We asked ChatGPT to write the test code by giving it the wiring schema.

Components:

Component Specification
Potentiometer 10KΩ type B
LED Standard through-hole LED
Resistor Current limiting resistor
Microcontroller Seeed XIAO RP2040

10KΩ B Potentiometer

Wiring:

  • Potentiometer
  • VCC → 3.3V
  • GND → GND
  • Output → D0 (GPIO26)
  • LED
  • D10 (GPIO3) → resistor → LED anode (long leg)
  • LED cathode (short leg) → GND

MicroPython code:

from machine import Pin, ADC, PWM
import utime

# Potentiometer (D0 = GPIO26)
pot = ADC(Pin(26))

# LED with PWM (D10 = GPIO3)
led = PWM(Pin(3))
led.freq(1000)  # 1kHz PWM frequency

while True:
    # Read ADC value (0–65535)
    adc_val = pot.read_u16()

    # Map ADC value directly to PWM duty cycle (0–65535)
    led.duty_u16(adc_val)

    utime.sleep_ms(10)

Oscilloscope observations:

When probing the potentiometer output (D0), we observed a steady DC voltage that changed smoothly as we rotated the knob — a classic analog signal.
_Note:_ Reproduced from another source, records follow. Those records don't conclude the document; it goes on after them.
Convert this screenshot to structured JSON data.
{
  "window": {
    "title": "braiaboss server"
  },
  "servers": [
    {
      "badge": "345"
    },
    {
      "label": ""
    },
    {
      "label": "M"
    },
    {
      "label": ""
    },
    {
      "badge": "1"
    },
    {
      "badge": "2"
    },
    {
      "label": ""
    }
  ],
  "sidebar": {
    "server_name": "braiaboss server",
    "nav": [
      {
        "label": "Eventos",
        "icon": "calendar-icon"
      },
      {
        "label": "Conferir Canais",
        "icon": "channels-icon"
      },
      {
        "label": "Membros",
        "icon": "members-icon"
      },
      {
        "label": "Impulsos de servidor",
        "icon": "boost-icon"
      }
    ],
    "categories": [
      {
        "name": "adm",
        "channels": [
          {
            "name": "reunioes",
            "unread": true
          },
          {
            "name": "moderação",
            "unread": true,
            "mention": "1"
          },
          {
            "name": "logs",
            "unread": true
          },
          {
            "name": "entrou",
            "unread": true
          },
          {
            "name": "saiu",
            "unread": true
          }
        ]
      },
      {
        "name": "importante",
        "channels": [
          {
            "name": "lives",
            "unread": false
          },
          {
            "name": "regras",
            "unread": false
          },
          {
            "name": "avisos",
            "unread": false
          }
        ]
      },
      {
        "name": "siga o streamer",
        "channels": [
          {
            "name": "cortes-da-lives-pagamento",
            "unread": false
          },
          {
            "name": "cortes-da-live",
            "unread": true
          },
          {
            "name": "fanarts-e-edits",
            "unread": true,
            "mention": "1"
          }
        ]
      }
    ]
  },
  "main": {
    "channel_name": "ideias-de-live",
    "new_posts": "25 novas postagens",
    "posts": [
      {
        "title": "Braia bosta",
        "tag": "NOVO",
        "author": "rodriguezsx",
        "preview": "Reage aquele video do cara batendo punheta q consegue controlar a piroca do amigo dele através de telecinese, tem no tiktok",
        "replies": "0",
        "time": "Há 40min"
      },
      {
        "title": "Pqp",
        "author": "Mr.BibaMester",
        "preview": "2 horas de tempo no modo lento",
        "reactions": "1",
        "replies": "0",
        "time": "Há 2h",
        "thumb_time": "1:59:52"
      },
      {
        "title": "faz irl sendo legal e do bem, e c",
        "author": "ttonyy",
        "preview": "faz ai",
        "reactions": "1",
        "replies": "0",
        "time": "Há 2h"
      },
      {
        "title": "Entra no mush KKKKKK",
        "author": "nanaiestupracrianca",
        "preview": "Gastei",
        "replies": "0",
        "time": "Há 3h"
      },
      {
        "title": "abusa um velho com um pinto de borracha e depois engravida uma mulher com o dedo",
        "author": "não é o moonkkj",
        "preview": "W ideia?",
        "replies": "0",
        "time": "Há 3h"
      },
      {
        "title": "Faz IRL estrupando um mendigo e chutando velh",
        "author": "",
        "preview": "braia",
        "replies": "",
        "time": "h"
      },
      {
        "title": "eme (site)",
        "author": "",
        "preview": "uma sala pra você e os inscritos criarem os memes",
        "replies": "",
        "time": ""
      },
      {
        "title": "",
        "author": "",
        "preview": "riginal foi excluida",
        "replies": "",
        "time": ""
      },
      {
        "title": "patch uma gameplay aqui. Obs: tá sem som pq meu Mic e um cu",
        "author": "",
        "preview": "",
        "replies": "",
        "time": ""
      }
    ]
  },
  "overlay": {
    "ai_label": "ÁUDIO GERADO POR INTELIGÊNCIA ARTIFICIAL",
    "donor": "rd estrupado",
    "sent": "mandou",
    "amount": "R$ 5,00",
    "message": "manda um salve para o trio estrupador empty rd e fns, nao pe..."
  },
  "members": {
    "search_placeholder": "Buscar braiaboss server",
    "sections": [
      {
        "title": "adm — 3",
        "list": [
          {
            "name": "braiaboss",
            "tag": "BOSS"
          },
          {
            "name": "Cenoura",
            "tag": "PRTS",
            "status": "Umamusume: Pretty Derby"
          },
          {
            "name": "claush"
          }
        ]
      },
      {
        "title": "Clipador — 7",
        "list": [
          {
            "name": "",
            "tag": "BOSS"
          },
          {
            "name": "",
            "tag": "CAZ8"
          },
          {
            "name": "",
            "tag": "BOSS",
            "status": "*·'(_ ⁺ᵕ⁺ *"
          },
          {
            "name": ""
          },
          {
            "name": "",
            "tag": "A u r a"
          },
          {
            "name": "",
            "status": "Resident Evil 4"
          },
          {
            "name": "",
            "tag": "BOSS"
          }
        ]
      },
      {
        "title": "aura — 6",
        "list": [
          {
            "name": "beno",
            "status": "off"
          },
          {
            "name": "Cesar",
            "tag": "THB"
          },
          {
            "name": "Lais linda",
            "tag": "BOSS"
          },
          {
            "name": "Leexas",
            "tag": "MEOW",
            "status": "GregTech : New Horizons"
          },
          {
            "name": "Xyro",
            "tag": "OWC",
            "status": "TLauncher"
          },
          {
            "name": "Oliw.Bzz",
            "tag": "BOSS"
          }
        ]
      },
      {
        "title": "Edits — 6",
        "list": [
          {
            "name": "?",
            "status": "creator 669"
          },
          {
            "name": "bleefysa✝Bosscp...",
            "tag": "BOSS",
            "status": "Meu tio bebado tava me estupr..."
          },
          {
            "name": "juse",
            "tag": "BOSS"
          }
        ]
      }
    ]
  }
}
When probing the LED pin (D10), we observed a PWM square wave whose duty cycle changed in response to the potentiometer position.

Potentiometer position Analog voltage at D0 PWM duty cycle at D10
High (max) ~3.3V ~100%
Low (min) ~0V ~0%

Potentiometer high

Potentiometer low

Note

The XIAO RP2040’s ADC reference voltage is 3.3V, so the potentiometer must be connected to the 3.3V pin (not 5V) to avoid exceeding the ADC input range.

AI usage

  • ChatGPT for generating the test code.
  • Claude Code for brushing up the report.